The yield on the benchmark 10-year Treasury note was higher at around 2.431 percent at 1:16 p.m. ET, while the yield on the 30-year Treasury bond was up at 2.761 percent. Bond yields move inversely to prices.
This week, trade is expected to be lighter across global markets as investors await the start of a new year.
In economic news, the Department of Labor reported Thursday that the number of Americans applying for state unemployment benefits held steady last week. Workers filed 245,000 initial claims for the week that ended Dec. 23, hinting at a tight labor market.
Meanwhile, the Chicago PMI for December rose to 67.6, the highest level since March 2011, according to Reuters.
Looking to the auctions space, the U.S. Treasury auctioned $28 billion in 7-year notes at a high yield of 2.37 percent. The bid-to-cover ratio, an indicator of demand, was 2.55. Indirect bidders, which include major central banks, were awarded 60.5 percent. Direct bidders, which include domestic money managers, were awarded 13.1 percent.
Commodities continue to be on investors' minds, after crude futures hit a more than two-year high earlier on this week. Oil prices posted minor gains on Thursday, on the back of strong data out of China.

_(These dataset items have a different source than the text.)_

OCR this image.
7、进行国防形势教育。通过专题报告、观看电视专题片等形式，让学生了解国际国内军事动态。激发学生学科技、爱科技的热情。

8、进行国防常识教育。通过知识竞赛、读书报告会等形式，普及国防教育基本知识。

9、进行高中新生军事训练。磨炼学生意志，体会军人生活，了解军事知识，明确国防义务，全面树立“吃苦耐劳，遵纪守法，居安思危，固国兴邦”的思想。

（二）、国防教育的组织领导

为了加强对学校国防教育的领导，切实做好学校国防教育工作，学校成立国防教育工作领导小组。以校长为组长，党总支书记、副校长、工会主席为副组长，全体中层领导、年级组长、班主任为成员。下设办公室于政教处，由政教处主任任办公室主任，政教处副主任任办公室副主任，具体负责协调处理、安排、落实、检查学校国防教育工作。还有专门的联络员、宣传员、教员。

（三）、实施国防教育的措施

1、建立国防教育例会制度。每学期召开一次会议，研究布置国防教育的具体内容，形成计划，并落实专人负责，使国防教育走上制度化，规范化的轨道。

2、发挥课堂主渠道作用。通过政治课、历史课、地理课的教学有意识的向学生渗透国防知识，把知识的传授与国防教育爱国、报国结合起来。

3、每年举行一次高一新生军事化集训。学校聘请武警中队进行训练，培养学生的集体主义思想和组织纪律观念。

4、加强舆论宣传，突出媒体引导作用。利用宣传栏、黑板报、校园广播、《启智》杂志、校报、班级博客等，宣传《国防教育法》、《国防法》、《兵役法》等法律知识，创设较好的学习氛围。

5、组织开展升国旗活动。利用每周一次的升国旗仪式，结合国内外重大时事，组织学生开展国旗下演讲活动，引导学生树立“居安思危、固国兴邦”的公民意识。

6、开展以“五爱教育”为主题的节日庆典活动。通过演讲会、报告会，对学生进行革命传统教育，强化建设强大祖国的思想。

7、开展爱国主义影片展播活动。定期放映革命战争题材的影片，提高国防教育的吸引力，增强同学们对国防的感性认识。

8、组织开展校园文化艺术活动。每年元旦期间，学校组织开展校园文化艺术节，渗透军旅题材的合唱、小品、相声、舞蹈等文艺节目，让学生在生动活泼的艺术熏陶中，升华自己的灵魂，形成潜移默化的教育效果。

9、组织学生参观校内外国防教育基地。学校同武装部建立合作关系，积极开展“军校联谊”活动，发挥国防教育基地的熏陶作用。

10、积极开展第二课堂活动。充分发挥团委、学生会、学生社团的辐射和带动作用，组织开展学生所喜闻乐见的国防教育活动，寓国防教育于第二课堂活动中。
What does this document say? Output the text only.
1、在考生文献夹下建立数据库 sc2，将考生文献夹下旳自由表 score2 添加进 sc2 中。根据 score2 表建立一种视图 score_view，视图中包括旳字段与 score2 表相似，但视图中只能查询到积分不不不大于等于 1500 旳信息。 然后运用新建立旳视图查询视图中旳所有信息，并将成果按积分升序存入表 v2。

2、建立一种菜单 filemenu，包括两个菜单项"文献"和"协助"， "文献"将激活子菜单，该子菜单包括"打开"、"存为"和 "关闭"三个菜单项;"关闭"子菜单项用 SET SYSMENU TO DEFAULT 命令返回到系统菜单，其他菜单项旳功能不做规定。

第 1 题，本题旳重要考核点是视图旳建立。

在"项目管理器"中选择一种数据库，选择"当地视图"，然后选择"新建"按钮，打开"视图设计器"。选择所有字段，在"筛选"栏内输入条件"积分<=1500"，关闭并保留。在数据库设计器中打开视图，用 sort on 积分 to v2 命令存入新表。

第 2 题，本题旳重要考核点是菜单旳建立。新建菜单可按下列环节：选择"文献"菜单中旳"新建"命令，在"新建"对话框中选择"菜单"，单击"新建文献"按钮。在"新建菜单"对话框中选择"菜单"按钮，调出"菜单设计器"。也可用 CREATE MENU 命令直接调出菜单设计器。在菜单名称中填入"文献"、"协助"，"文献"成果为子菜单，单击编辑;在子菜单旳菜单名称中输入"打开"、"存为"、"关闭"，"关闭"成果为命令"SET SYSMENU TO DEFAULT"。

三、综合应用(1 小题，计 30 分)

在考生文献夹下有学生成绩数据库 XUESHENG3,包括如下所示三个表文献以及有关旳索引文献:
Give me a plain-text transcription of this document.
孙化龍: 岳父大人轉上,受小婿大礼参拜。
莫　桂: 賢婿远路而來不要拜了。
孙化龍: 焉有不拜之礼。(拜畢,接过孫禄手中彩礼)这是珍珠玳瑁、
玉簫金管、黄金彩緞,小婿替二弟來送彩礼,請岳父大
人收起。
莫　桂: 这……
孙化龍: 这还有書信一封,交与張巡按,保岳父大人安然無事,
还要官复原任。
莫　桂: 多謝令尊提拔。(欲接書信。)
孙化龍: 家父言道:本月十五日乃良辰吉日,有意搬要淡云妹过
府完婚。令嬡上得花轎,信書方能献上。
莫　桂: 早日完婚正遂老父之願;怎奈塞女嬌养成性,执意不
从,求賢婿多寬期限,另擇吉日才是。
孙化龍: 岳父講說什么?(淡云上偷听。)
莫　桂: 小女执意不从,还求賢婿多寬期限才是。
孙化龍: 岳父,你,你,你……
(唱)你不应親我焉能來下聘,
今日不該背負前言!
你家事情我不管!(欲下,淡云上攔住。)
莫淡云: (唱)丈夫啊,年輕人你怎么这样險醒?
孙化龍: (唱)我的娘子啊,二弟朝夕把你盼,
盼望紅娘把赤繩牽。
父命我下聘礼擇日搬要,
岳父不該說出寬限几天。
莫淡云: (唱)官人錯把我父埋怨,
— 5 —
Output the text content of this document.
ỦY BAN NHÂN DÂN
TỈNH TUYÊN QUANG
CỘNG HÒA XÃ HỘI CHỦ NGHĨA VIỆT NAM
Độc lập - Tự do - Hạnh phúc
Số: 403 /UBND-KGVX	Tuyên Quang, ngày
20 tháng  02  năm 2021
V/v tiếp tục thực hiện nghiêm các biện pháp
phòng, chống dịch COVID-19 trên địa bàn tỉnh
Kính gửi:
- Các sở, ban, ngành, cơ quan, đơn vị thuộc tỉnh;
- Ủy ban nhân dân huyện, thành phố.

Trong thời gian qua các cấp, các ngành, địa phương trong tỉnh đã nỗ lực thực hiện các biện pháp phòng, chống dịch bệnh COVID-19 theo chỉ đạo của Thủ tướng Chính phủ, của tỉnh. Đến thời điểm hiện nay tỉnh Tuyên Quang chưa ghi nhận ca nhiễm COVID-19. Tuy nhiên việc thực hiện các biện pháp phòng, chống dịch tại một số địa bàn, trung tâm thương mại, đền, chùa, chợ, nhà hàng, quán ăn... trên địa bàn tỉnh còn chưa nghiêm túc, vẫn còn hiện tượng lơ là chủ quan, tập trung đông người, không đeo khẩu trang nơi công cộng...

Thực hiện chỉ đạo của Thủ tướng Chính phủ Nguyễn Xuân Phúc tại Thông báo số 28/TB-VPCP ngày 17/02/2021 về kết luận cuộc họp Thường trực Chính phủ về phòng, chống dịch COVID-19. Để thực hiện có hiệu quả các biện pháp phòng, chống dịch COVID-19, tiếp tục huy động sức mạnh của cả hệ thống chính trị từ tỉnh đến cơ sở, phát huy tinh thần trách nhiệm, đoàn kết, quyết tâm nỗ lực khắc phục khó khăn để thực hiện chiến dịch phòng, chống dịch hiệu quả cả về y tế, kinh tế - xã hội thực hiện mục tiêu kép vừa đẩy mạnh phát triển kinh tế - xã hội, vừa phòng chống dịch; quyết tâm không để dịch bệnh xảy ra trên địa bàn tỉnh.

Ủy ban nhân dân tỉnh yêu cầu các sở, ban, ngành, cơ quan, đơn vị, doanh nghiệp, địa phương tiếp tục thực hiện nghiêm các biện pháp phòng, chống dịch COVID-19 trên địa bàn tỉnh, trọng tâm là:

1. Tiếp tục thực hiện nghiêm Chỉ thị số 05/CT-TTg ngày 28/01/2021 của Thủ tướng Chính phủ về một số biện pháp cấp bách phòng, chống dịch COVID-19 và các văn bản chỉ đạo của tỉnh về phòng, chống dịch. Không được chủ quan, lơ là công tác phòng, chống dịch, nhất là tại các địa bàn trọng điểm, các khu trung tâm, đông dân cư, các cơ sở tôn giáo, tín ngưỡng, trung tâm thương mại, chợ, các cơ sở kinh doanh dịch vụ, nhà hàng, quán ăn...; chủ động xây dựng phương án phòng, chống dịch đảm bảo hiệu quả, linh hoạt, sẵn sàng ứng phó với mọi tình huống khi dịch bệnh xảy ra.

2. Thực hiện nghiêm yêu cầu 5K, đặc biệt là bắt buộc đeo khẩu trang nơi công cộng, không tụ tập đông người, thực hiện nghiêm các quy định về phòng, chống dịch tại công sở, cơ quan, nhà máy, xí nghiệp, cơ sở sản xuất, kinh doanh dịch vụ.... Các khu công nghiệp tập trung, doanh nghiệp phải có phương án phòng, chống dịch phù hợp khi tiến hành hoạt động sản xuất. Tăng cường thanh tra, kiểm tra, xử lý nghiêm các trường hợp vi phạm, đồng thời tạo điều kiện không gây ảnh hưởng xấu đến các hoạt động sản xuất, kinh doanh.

Meantime, market-watchers will be paying close attention as to what the New Year brings. As markets — for the most part — continue to ride the Santa Clause rally, investors will be wondering whether this trend will persist in 2018.
After President Donald Trump signed a $1.5 trillion tax bill into law last Friday, which aims to cut tax rates for both individuals and companies, it will be of key importance as to whether more economic news will boost markets.